If you can change metafile resolution somehow manually or programmatically then you won’t need rendering at all. Resetting resolution stored in images to zero will default it to SaveOptions.PdfExportMetafileResolution that you originally tried to set. Aspose.Words API related to image scaling and resolution looks tricky. We tried to make it clearer but that’s not easy too. If you have any idea how to improve it please share it with us.
Regards,

Hi Viktor,

Thanks for the information. I will make the change from pixel to points that you suggested.

In terms of comments for improving the API, I would suggest a method of enabling the user to override your functionality of using MIN(image resolution,** PdfExportMetafileResolution). That is the thing that is preventing me being able to recommend proceeding with the product at the moment.

It’s a hard sell to stakeholders to say - to process existing documents (convert doc to PDF), pay $xxx for a component AND write image conversion code which will need to be tested against a range of image types. I just want a server safe version of the Word interops - Save As .PDF function. Desktop conversion of doc to PDF do not impose the logic you describe around image resolution. That is what the output of your component will inevitably be compared against.

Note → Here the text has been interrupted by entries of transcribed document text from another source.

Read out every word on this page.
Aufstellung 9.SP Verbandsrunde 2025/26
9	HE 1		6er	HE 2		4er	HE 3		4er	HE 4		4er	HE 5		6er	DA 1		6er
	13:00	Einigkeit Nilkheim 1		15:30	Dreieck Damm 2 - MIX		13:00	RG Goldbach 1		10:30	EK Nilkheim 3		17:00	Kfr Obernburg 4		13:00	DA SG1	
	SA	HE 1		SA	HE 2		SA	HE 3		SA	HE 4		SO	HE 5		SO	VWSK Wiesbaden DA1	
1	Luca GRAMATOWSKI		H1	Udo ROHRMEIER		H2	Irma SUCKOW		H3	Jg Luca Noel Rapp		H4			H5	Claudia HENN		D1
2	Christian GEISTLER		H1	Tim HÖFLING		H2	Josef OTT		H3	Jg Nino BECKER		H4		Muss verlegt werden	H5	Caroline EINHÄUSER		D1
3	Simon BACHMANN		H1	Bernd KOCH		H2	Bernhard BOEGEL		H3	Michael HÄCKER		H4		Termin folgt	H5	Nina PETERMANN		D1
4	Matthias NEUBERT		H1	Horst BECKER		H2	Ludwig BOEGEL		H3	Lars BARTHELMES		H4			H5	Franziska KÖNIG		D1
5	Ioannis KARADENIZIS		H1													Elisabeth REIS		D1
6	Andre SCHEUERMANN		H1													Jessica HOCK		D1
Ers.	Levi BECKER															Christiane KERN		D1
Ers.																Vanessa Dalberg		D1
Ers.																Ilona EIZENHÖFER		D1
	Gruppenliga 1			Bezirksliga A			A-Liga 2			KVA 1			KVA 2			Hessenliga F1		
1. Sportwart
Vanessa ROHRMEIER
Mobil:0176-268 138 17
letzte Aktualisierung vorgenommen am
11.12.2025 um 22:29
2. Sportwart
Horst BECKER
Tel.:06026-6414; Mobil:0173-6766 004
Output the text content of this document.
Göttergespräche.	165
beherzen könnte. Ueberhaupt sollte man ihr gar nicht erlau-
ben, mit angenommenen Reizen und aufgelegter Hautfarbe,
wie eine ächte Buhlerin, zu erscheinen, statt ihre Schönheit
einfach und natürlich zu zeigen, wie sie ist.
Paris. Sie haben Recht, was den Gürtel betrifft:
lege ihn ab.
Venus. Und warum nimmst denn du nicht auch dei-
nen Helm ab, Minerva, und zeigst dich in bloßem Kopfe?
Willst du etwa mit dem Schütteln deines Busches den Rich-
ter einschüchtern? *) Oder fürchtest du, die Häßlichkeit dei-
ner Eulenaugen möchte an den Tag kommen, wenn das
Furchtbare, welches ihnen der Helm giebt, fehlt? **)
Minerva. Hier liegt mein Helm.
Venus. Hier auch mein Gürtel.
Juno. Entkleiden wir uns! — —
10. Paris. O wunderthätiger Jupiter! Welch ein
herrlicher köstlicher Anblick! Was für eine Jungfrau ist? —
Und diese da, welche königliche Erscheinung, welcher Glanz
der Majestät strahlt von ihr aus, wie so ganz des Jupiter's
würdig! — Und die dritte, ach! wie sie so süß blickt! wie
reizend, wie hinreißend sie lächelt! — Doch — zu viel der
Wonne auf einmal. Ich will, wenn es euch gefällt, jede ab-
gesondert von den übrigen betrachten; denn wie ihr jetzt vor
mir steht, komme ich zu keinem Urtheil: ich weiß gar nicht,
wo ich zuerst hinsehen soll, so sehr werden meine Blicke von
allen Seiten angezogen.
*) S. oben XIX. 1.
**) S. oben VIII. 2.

It’s unfortunate that there is no way to directly override the resolution of an EMF programmatically, as making translating images between formats and back again is likely to introduce inconsistencies. It also slows up the whole process.

Even if I do get this particular example working to an acceptable output and performance, I would be a bit nervous that the solution would be able to stand up without further monitoring and tuning when other documents are processed.

At the moment I have to reluctantly say that this is a show-stopper in proceeding with the Aspose word and PDF components. Please let me know if you have any comments or suggestions, even if you have to recommend an alternative product at this stage.

Many thanks,
Andrew

Hi!
Thank you for your opinion. I agree with you and trend to solving this problem. Idea of giving the ability to override current behavior lays right on the surface. But it is an interface extension. We should consult with the team, consider all other scenarios, possible pitfalls, legacy support etc. At last we should make properties related to image resolution more user friendly and understandable.
Best regards,

Hello Andrew!
Thank you for your patience. After some deeper investigation I managed to change default behavior. From now metafiles will be scaled to the resolution given in SaveOptions. I think that’s exactly what you asked about. Once any other cases come up important we’ll consider additional parameterization.
The issue is logged as #5277 in our defect database and implemented in the current codebase. New implementation will be available with the next hotfix in about 2-3 weeks.
Best regards,

The issues you have found earlier (filed as 5277) have been fixed in this update.